The whole thing is a bit of a color experiment and it still needs a lot of work.
But my clouds are coming along nicely- I did a lot of work on them last night.
Here is a detail of the upper right corner of the painting (oil on panel):
It is still very wet and I have to wait a few days before continuing.
This is fine though because this painting needs a lot of thinking. It needs to sit while I problem-solve.
Today I went to Jackie's for tea, which was lovely.
Another friend of ours came up in conversation and Jackie asked if I saw something she posted, which I had not so when I went to check I discovered I had been unfriended.
I'm trying to wrap my head around it because absolutely nothing happened.
We haven't been in touch much lately, because she has a whole new group of friends she has been hanging around with and I gave up on keeping in touch other than Facebook because I never got a response. I know the unfriending has been very recent.

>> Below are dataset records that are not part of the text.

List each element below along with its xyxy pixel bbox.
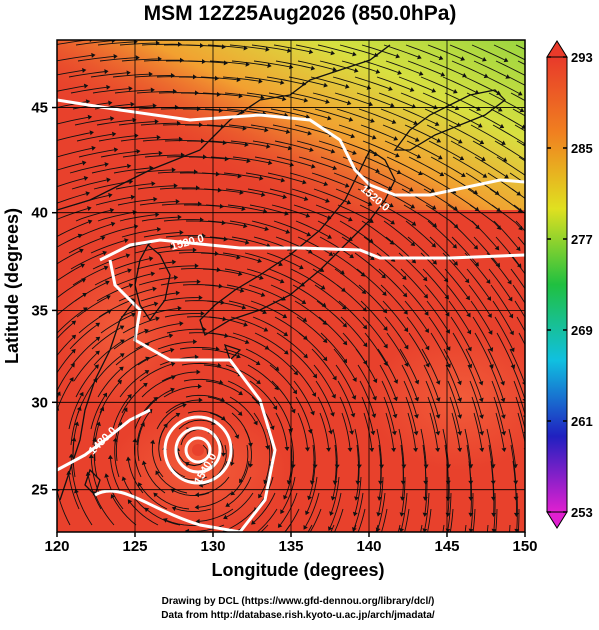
streamline-arrow <box>434 560 439 565</box>
streamline-arrow <box>411 559 416 564</box>
streamline-arrow <box>526 175 531 179</box>
streamline-arrow <box>48 453 53 457</box>
streamline-arrow <box>532 348 537 353</box>
y-tick-label: 35 <box>31 302 48 319</box>
streamline-arrow <box>532 364 537 369</box>
typhoon-eye <box>192 444 204 456</box>
x-tick-label: 125 <box>122 538 147 555</box>
colorbar-tick-label: 277 <box>571 232 593 247</box>
x-tick-label: 145 <box>434 538 459 555</box>
colorbar-body <box>547 57 567 512</box>
streamline-arrow <box>538 264 542 269</box>
colorbar-tick-label: 285 <box>571 141 593 156</box>
map-field <box>35 37 553 565</box>
colorbar-tick-label: 253 <box>571 505 593 520</box>
streamline-arrow <box>527 75 532 79</box>
streamline-arrow <box>541 108 546 112</box>
x-tick-label: 120 <box>44 538 69 555</box>
y-tick-label: 25 <box>31 482 48 499</box>
y-tick-label: 45 <box>31 100 48 117</box>
streamline-arrow <box>540 226 544 231</box>
streamline-arrow <box>327 541 331 546</box>
streamline-arrow <box>481 560 486 564</box>
colorbar-tick-label: 293 <box>571 50 593 65</box>
x-tick-label: 150 <box>512 538 537 555</box>
streamline <box>517 493 518 529</box>
streamline <box>49 474 57 509</box>
streamline-arrow <box>422 544 427 549</box>
x-tick-label: 140 <box>356 538 381 555</box>
streamline-arrow <box>529 280 533 285</box>
colorbar: 253 261 269 277 285 293 <box>547 41 593 528</box>
x-tick-label: 135 <box>278 538 303 555</box>
x-tick-label: 130 <box>200 538 225 555</box>
streamline-arrow <box>538 192 543 196</box>
streamline-arrow <box>236 545 241 549</box>
y-tick-label: 30 <box>31 394 48 411</box>
footer-text: Data from http://database.rish.kyoto-u.a… <box>161 610 435 621</box>
streamline-arrow <box>537 247 541 252</box>
x-axis-label: Longitude (degrees) <box>211 560 384 580</box>
streamline-arrow <box>529 297 533 302</box>
chart-title: MSM 12Z25Aug2026 (850.0hPa) <box>144 2 457 25</box>
y-axis-label: Latitude (degrees) <box>2 208 22 364</box>
y-tick-label: 40 <box>31 205 48 222</box>
colorbar-extend-top <box>547 41 567 57</box>
streamline-arrow <box>530 314 534 319</box>
streamline-arrow <box>47 470 52 474</box>
streamline-arrow <box>539 208 544 212</box>
streamline-arrow <box>540 92 545 96</box>
streamline-arrow <box>351 542 356 547</box>
streamline-arrow <box>458 560 463 564</box>
streamline <box>52 441 53 477</box>
footer-text: Drawing by DCL (https://www.gfd-dennou.o… <box>162 596 435 607</box>
streamline-arrow <box>469 544 474 548</box>
streamline-arrow <box>399 543 404 548</box>
streamline-arrow <box>314 555 318 560</box>
streamline-arrow <box>525 58 530 62</box>
streamline-arrow <box>263 549 268 553</box>
streamline-arrow <box>50 437 55 441</box>
streamline <box>51 457 55 493</box>
streamline <box>49 410 57 445</box>
colorbar-tick-label: 269 <box>571 323 593 338</box>
streamline <box>51 425 55 461</box>
colorbar-extend-bottom <box>547 512 567 528</box>
streamline-arrow <box>250 534 255 538</box>
streamline-arrow <box>531 331 535 336</box>
colorbar-tick-label: 261 <box>571 414 593 429</box>
streamline-arrow <box>504 560 509 564</box>
streamline-arrow <box>387 558 392 563</box>
streamline-arrow <box>492 545 497 549</box>
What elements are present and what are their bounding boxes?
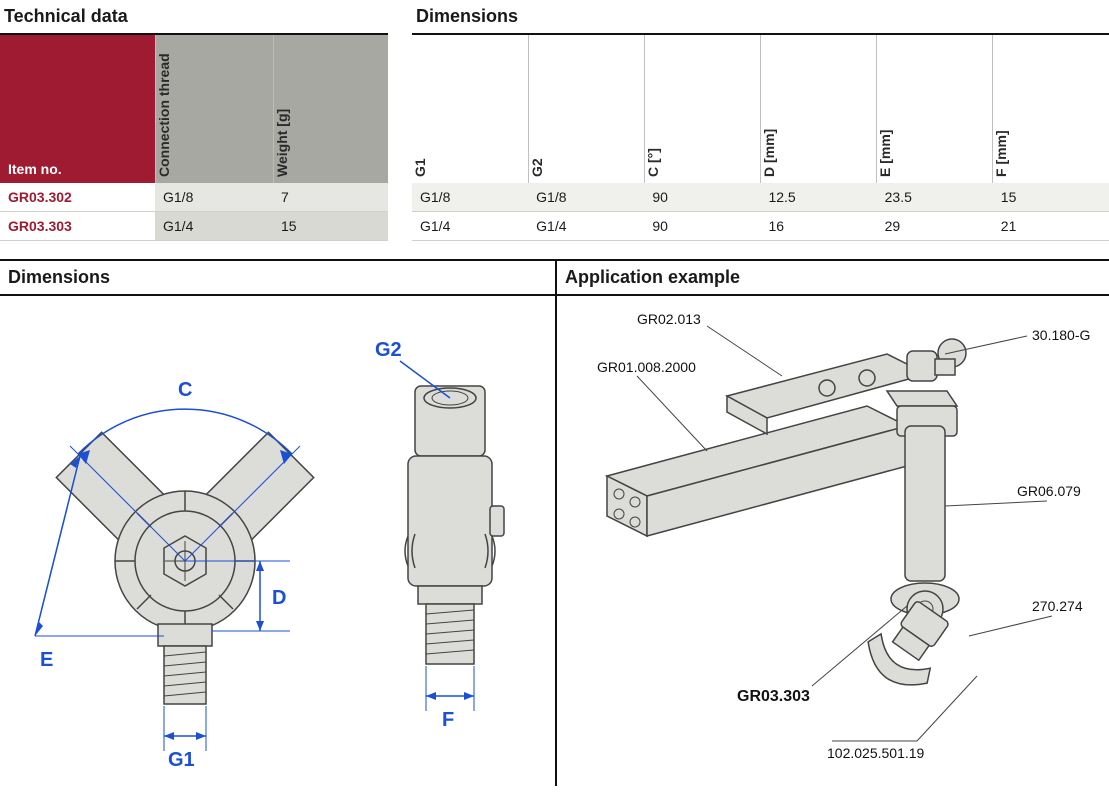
col-header-d: D [mm]	[760, 35, 876, 183]
application-example-panel: Application example	[557, 261, 1109, 786]
col-header-connection: Connection thread	[155, 35, 273, 183]
cell-e: 29	[877, 212, 993, 241]
cell-item: GR03.302	[0, 183, 155, 212]
col-header-f: F [mm]	[993, 35, 1109, 183]
dimension-drawing-svg: C E	[0, 296, 555, 786]
table-row: GR03.303 G1/4 15	[0, 212, 388, 241]
dim-label-c: C	[178, 379, 192, 401]
technical-data-section: Technical data Item no. Connection threa…	[0, 0, 388, 241]
col-header-g1: G1	[412, 35, 528, 183]
callout-b: 30.180-G	[1032, 327, 1090, 343]
callout-a: GR02.013	[637, 311, 701, 327]
cell-conn: G1/8	[155, 183, 273, 212]
dimensions-table-section: Dimensions G1 G2 C [°] D [mm] E [mm] F […	[412, 0, 1109, 241]
cell-f: 21	[993, 212, 1109, 241]
cell-d: 16	[760, 212, 876, 241]
callout-c: GR01.008.2000	[597, 359, 696, 375]
table-row: G1/4 G1/4 90 16 29 21	[412, 212, 1109, 241]
cell-e: 23.5	[877, 183, 993, 212]
cell-weight: 7	[273, 183, 388, 212]
cell-g2: G1/4	[528, 212, 644, 241]
dim-label-d: D	[272, 587, 286, 609]
callout-g: 102.025.501.19	[827, 745, 925, 761]
cell-g1: G1/4	[412, 212, 528, 241]
cell-conn: G1/4	[155, 212, 273, 241]
cell-c: 90	[644, 183, 760, 212]
cell-d: 12.5	[760, 183, 876, 212]
cell-g2: G1/8	[528, 183, 644, 212]
application-drawing-svg: GR02.013 30.180-G GR01.008.2000 GR06.079…	[557, 296, 1109, 786]
table-row: G1/8 G1/8 90 12.5 23.5 15	[412, 183, 1109, 212]
col-header-e: E [mm]	[877, 35, 993, 183]
col-header-item: Item no.	[0, 35, 155, 183]
cell-g1: G1/8	[412, 183, 528, 212]
dimensions-drawing-title: Dimensions	[0, 261, 555, 296]
dim-label-g2: G2	[375, 339, 402, 361]
col-header-c: C [°]	[644, 35, 760, 183]
technical-data-title: Technical data	[0, 0, 388, 35]
dimensions-table: G1 G2 C [°] D [mm] E [mm] F [mm] G1/8 G1…	[412, 35, 1109, 241]
application-title: Application example	[557, 261, 1109, 296]
callout-e: 270.274	[1032, 598, 1083, 614]
dim-label-g1: G1	[168, 749, 195, 771]
dimensions-drawing-panel: Dimensions	[0, 261, 557, 786]
dim-label-e: E	[40, 649, 53, 671]
technical-data-table: Item no. Connection thread Weight [g] GR…	[0, 35, 388, 241]
dim-label-f: F	[442, 709, 454, 731]
col-header-weight: Weight [g]	[273, 35, 388, 183]
callout-d: GR06.079	[1017, 483, 1081, 499]
callout-f: GR03.303	[737, 688, 810, 705]
table-row: GR03.302 G1/8 7	[0, 183, 388, 212]
cell-f: 15	[993, 183, 1109, 212]
dimensions-table-title: Dimensions	[412, 0, 1109, 35]
cell-weight: 15	[273, 212, 388, 241]
cell-c: 90	[644, 212, 760, 241]
cell-item: GR03.303	[0, 212, 155, 241]
col-header-g2: G2	[528, 35, 644, 183]
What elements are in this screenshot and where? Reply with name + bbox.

And now I have been unfriended (??) and have also found out she has apparently resumed friendship with one of the close friends I lost in 2015.....and this person she resumed friendship with told me several times she didn't even like her very much!
This is stirring up a lot of not-good feelings for me, mostly a lot of hurt and sadness.
People like to talk about others a lot and they never look in the mirror.
It's always someone else's fault, and they never look at how they themselves are treating people.
Those are the people you have to watch, because they will always turn on you eventually, too.
Or they do and say things that break relationships and they reconcile it in their own mind, and then want to act like nothing happened because they got over it...in their mind...without ever resolving or apologizing with the person they said terrible things to. And then, somehow, there's something wrong with me for not acting like nothing happened.
Daya was also hurt by those events.
I know the above saying is true but it still hurts and I feel very sad.
I wish I was the kind of person people wanted to stay friends with and keep around.